Zugleich sieht Seidler darin einen wichtigen Baustein für regionales Wirtschaftswachstum und für die Dekarbonisierung der Industrie:
"Klar ist die Erwartung, dass sich auch mehr Unternehmen bei uns im Norden ansiedeln würden, weil sie den Vorteil darin erkennen, grün zu wirtschaften und von geringen Strompreisen zu profitieren. Gerade für die Wasserstoffwirtschaft liegt hier enormes Potenzial. Statt Windräder abzuschalten, können wir überschüssige Energie gezielt für die Produktion von grünem Wasserstoff nutzen, die unsere Industrie im ganzen Land versorgen kann. Das ist gerade für die Dekarbonisierung der Industrie und für unsere Versorgungssicherheit entscheidend."
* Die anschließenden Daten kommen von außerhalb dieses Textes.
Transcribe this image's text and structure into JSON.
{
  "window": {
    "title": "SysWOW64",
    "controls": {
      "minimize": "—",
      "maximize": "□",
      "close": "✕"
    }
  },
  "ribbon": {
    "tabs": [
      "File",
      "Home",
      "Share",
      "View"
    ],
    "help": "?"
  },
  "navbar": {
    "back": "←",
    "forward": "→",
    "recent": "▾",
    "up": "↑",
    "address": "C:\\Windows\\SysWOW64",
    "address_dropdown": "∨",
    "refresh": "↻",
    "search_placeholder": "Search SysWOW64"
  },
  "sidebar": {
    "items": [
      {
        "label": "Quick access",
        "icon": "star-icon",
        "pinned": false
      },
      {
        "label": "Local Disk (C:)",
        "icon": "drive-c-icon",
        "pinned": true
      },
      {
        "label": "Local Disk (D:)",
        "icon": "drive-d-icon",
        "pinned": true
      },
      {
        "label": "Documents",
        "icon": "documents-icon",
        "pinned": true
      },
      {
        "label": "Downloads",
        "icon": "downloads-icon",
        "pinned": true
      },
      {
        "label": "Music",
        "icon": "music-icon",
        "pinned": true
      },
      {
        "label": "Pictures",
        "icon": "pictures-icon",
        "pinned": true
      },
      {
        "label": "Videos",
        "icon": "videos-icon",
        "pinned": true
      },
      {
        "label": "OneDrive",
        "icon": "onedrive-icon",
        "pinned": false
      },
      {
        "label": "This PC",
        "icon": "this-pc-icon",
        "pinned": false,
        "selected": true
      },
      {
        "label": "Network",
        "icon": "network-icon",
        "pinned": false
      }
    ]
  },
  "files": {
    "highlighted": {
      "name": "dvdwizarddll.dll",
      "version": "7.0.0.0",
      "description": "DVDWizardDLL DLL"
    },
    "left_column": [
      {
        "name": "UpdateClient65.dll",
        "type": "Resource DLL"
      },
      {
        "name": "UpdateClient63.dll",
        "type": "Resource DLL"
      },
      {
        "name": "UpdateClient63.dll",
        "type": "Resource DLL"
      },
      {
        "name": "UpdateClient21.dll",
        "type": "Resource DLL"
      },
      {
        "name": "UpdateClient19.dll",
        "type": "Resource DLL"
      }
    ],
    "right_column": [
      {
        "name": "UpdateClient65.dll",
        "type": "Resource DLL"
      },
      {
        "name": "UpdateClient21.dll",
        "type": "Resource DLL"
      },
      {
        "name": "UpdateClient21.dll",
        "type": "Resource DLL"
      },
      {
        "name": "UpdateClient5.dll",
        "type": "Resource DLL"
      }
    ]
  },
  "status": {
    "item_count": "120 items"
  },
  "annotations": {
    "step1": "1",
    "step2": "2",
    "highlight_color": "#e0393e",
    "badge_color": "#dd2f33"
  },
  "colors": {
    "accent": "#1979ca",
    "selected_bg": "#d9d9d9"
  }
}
Kritisch bewertet der SSW-Abgeordnete den bisherigen Umgang der Bundesregierung mit dem Thema und fordert die Regierung auf, den Vorschlag zu prüfen:
"Die Debatte über Strompreiszonen wurde in Berlin viel zu lange ausgeblendet. Das ist ein gefährlicher blinder Fleck in der Energiepolitik des Bundes. Wer die strukturellen Probleme nicht angeht, gefährdet die Wettbewerbsfähigkeit unseres Energiemarktes und bremst die Energiewende aus. Dieses Konzept ist fachlich fundiert und politisch überfällig. Es zeigt, dass es konkrete Lösungen gibt. Jetzt sind die Bundesregierung und Frau Reiche am Zug es zu prüfen."